I’ve just purchased my ticket for O’Reilly ETech… well almost purchased it!
Everything was going well until I went to enter my credit card and realised the page wasn’t secure!
Having navigated their slightly bizarre signup process, which didn’t work with Firefox, I proceeded through the pages of personal information, tutorial selection and marketing survey.
But it was only when I was presented with the credit card page did I realise that the site wasn’t using industry-standard 128-bit encryption via SSL (https).
You can check out a full screen grab here
(Before anyone asks, the action url attached to the form tag wasn’t secure either.)
I telephoned O’Reilly and was put through to Jason on their customer support. He said that they had received a few other calls about this, but ‘apparently it was secure’.
I begged to differ, for obvious reasons considering the evidence in front of me in my browser.
Frustrated that I couldn’t pay for my ticket online, I asked whether I could pay over the phone instead. I spoke to a sales agent who informed me that she had to use the same system as the public, and as such her transaction wouldn’t be secure either.
I’m usually quite a fan of O’Reilly, but I have to say this looks really bad for them – particularly considering the nature of the conference and the nature of their business generally.
But the matter is even more serious when you consider:
- O’Reilly was already aware of the issue having “received a few calls already about it”
- It didn’t appear to be an intermittent problem – it looks like anyone who has already purchased a ticket via their web-based system has sent their credit card details insecurely over HTTP
- It appears that if you bought your ticket over the phone, that the ticket agents may have also been processed your payment via an insecure HTTP transaction
Most people don’t check these days to see whether their credit card page is secure, especially when buying from trusted sites such as O’Reilly. I wonder how many other people have been affected by this?
This might be a stupid question, but did you try just hacking the URL to https://conferences.oreillynet.com/cs/et2006/edit/reg/? That seems to work for me.
Looks like a rather silly (and costly, in terms of security and PR) typo where the ‘s’ has been missed of from a link…
Frankie
I didn’t try hacking the link, although I’m sure that would have worked.
The point for me is that if I hadn’t noticed… etc
On a technical note, hacking around with a url can sometimes trash any state or session information, and I didn’t want to loose all the information I had already entered. As it turns out I went back a step and opted to ‘mail in a check’ instead so that my detials were on file – but will be paying via card at a later date.
I agree that it’s a big mistake.
I also think that it’s a mistake to have a server work so that any page can be viewed either securely or non-securely simply by using http:// or http://. I guess it might be useful to have the option to view normal pages securely, but if it’s possible for any payment form to be made unsecure by hacking the URL, then that’s a mistake as someone could easily pass the unsecure link around and then pick up the personal details / credit card info.

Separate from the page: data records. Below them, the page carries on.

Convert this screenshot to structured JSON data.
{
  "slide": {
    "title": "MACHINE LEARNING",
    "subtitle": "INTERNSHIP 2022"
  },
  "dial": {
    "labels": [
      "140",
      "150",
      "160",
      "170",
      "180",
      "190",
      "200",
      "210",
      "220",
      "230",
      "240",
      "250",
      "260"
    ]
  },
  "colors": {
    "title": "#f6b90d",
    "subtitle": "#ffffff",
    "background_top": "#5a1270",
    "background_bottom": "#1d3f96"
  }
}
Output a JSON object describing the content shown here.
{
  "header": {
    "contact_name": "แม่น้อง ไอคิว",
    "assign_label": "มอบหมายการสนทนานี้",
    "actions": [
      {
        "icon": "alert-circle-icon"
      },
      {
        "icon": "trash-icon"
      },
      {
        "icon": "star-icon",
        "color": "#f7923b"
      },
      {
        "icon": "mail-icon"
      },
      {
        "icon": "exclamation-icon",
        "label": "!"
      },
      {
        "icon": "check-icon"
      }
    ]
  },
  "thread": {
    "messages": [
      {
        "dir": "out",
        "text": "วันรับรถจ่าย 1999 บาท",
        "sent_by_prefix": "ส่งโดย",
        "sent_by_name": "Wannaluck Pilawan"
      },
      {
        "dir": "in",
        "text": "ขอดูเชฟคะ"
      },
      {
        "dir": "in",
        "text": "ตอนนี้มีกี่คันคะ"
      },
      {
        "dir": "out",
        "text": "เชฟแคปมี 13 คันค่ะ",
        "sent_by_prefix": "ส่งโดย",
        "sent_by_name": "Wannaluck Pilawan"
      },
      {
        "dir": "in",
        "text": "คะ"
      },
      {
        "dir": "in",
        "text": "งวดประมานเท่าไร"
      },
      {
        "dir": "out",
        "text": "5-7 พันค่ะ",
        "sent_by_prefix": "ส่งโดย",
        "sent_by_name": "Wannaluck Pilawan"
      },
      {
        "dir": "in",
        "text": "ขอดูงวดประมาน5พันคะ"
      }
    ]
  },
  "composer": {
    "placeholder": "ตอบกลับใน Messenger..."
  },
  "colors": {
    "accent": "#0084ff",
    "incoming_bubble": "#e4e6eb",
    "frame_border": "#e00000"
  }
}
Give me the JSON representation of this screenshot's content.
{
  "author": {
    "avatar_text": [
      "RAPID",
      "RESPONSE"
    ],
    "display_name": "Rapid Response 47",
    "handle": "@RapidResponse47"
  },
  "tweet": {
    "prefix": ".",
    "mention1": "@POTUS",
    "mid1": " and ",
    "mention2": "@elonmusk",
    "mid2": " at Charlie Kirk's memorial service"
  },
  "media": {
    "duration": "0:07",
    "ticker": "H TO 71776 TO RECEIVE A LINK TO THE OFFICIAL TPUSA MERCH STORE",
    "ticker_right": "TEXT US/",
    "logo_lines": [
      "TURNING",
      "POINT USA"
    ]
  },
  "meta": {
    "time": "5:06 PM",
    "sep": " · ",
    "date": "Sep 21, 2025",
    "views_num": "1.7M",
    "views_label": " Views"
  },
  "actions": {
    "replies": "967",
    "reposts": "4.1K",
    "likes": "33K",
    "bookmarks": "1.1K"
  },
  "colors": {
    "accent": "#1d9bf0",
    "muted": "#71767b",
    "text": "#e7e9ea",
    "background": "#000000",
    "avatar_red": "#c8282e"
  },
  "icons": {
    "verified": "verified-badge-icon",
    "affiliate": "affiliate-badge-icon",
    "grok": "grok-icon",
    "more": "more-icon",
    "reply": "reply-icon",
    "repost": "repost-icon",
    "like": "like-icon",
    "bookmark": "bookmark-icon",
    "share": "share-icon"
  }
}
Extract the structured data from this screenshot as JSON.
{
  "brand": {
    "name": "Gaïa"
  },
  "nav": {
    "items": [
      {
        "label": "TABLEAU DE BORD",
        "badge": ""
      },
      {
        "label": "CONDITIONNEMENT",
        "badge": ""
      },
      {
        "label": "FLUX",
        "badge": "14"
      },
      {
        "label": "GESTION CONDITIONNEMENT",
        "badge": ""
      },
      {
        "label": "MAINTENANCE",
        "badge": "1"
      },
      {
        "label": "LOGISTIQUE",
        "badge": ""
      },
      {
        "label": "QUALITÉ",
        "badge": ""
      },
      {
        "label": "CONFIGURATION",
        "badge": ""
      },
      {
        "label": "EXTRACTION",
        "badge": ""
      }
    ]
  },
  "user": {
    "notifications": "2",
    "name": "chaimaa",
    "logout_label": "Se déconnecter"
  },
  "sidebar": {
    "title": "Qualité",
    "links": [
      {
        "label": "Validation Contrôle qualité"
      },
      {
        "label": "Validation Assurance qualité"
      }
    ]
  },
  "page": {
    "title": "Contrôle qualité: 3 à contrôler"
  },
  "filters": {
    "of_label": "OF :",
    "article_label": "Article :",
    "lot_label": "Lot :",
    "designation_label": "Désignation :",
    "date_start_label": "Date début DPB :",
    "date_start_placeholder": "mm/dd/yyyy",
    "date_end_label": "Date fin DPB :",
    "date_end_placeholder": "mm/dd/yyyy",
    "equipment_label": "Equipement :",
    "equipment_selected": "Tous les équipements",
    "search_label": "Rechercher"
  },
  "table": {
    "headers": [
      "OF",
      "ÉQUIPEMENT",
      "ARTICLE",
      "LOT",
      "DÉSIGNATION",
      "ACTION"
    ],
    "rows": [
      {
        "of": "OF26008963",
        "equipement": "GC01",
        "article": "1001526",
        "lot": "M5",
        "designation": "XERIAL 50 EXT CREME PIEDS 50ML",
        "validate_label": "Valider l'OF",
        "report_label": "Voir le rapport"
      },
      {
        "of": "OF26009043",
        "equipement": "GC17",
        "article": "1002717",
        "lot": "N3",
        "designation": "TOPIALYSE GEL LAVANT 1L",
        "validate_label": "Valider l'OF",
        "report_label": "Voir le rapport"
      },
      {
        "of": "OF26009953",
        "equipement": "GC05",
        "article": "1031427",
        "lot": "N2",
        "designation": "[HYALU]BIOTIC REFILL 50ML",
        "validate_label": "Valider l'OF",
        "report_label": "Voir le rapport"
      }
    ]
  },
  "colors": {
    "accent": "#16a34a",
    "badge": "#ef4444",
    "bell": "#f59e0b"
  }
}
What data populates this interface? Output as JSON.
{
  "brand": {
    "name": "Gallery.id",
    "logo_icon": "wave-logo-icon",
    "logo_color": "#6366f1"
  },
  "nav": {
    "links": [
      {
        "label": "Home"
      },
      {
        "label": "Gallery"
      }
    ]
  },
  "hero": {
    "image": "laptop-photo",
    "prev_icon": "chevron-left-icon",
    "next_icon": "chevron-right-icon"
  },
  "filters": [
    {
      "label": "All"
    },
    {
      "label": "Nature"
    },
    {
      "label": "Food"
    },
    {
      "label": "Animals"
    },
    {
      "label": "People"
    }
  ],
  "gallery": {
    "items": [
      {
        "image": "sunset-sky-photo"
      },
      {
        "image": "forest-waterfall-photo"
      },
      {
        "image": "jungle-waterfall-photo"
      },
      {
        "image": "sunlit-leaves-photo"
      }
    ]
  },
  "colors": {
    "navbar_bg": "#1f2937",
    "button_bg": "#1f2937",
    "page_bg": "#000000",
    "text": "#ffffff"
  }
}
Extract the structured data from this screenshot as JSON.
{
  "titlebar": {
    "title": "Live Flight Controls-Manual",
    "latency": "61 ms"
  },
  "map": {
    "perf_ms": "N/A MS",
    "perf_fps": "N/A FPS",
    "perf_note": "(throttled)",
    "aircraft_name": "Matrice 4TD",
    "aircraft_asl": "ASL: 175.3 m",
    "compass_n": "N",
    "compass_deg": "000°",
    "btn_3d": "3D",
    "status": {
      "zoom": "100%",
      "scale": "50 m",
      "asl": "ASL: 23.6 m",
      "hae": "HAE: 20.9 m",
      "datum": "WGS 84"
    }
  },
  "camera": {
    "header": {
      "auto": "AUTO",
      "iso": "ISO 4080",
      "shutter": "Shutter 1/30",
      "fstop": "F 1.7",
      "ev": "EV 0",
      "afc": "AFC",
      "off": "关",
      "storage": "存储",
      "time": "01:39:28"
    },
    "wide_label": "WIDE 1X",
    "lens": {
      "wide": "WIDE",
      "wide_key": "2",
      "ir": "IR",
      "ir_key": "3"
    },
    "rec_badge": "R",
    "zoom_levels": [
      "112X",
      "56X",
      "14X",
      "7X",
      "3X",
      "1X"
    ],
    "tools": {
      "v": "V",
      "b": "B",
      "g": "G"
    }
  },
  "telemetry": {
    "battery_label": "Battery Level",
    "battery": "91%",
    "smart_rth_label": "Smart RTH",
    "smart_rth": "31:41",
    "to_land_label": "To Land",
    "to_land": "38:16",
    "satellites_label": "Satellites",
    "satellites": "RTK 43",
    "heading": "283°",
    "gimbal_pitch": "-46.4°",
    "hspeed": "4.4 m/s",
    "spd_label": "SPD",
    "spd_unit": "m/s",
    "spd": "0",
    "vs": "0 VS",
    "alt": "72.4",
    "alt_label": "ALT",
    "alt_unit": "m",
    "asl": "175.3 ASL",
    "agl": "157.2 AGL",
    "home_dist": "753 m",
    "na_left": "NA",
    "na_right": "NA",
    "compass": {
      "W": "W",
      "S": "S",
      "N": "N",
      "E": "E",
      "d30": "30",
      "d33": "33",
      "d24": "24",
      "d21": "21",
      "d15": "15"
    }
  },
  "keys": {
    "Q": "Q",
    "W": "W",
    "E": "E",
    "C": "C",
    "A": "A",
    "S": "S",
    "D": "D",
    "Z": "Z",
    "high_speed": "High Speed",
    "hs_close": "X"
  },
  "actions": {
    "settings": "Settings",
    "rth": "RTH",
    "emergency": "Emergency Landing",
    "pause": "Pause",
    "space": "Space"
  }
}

I think its fine to have both http and https on the same webroot – the secure pages should pick up whether the URL is in secure mode or not and take action , it’s a fairly trivial matter to add this in and forward on accordingly. Whilst I think it’s a shame I think these things tend to happen and often its the public which spot it. A developer adding the link to the page just forgot the ‘s’ – i’ve done worse!
Actually, just thought I would add the worst thing i’ve ever done: On our live web server in the olden days I ran rm -rf * on the webroot and vaped pretty much everything before I realised and killed it 🙂 Had a massive half hour panic mode of restoring – shit happens and you move on eh !
Ouch!
I use Remote Desktop into our live server almost every day, and sometimes it’s easy to come very close to hit ‘shutdown’ rather than ‘log off’ at the end of the day. Luckily, I haven’t actually done it. Yet.